Epsilon
 Epsilon Insights Newsletter
July 2009 
    Epsilon Insights Newsletter Best Practices
Volume 1.1     

 

Best Practices

The Art of the Subject Line
Break Through the Clutter: Real-Time Messaging

If your schedule permitted you to attend our webcast titled, The Art of the Subject Line, you learned the best practices behind crafting a subject line in an email to get your customers to open it and want more.

According to research conducted by team members of our Strategic and Analytic Consulting Group, the subject line continues to be the single most important factor of an email due to its influence of opens, clicks and conversions. Yet, many email marketers are unable to capitalize on this fact by either not consistently testing subject lines for their email program or by misapplying the correct principles of subject line testing and design.

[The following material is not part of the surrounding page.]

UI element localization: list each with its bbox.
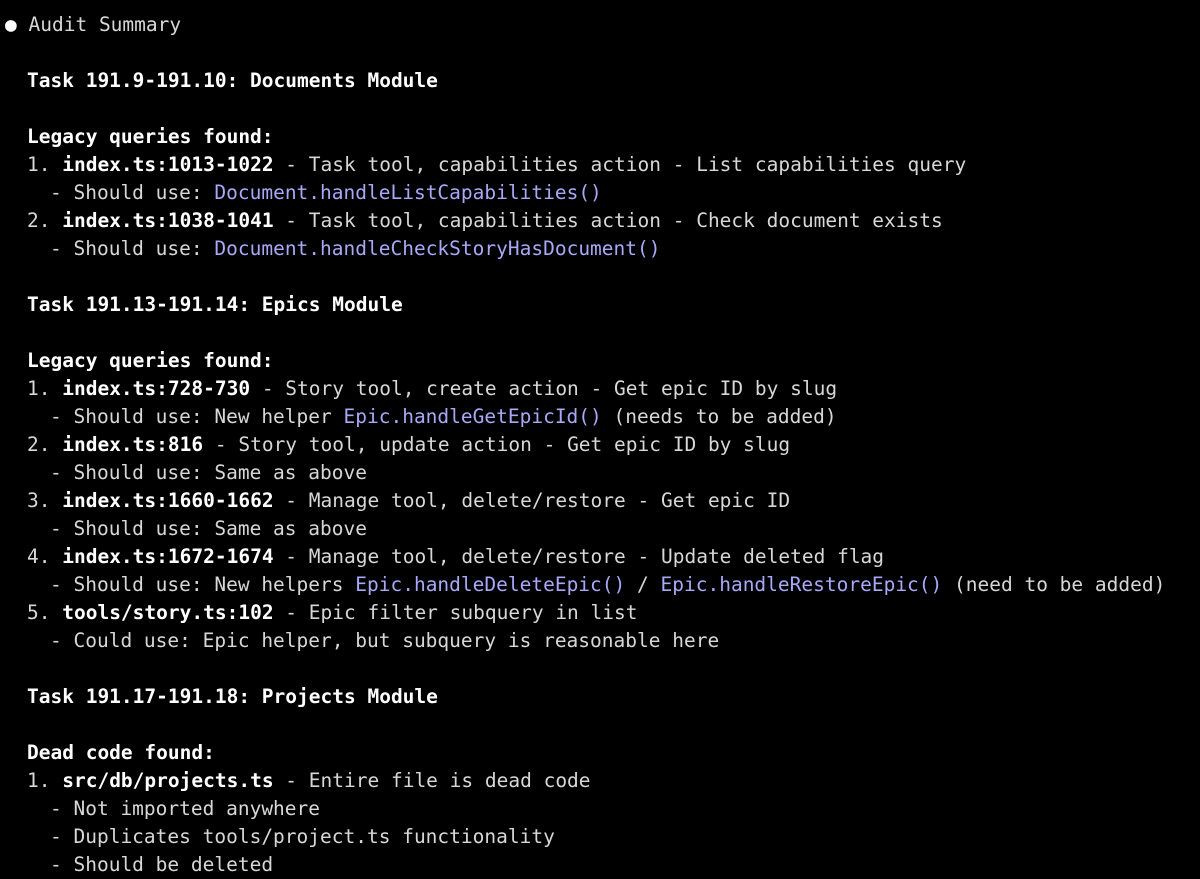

The 11 Steps to Subject Line testing include:

  1. Planning ahead—Subject line testing needs to be incorporated into the deployment calendar.
  2. Testing only one subject line element at a time
  3. Creating test cells—Test cells should be appropriately sized for the metric being studies and created of randomly selected consumers.
  4. Deploying the test—All test versions should deploy at roughly the same time and via the same IP address.
  5. Picking the winner—The winner is determined by comparing results after a pre-determined period of time, say 24 hours.
  6. Deploying the winner to the hold-out group.
  7. Documenting findings.
  8. Tracking metrics over time to document success.
  9. Cross-applying findings—This means taking what you’ve learned in one situation and applying that to a similar situation or using learnings from one brand and applying them to a different brand.
  10. Retesting concepts at regular interval.
  11. And not getting discouraged.

Different factors will work for different brands in different situations, so it’s essential to test. But every email marketer should test the following factors:

  1. Framing the subject line as a group of tips, tricks, lists or secrets.
  2. Incorporating a sense of urgency into the subject line.
  3. Including personalization.
  4. The overall length of the subject line.
  5. The use of numbers, symbols and other formatting tricks.
  6. Using the brand name inside the subject line.
  7. What’s know as the “compound” subject line.
  8. Piquing curiosity.
  9. Rhetorical questions.
  10. Word order.
  11. Subject line tone.

A systematic and conscientious approach to subject line design and testing will improve performance for any marketer, even in a down economy.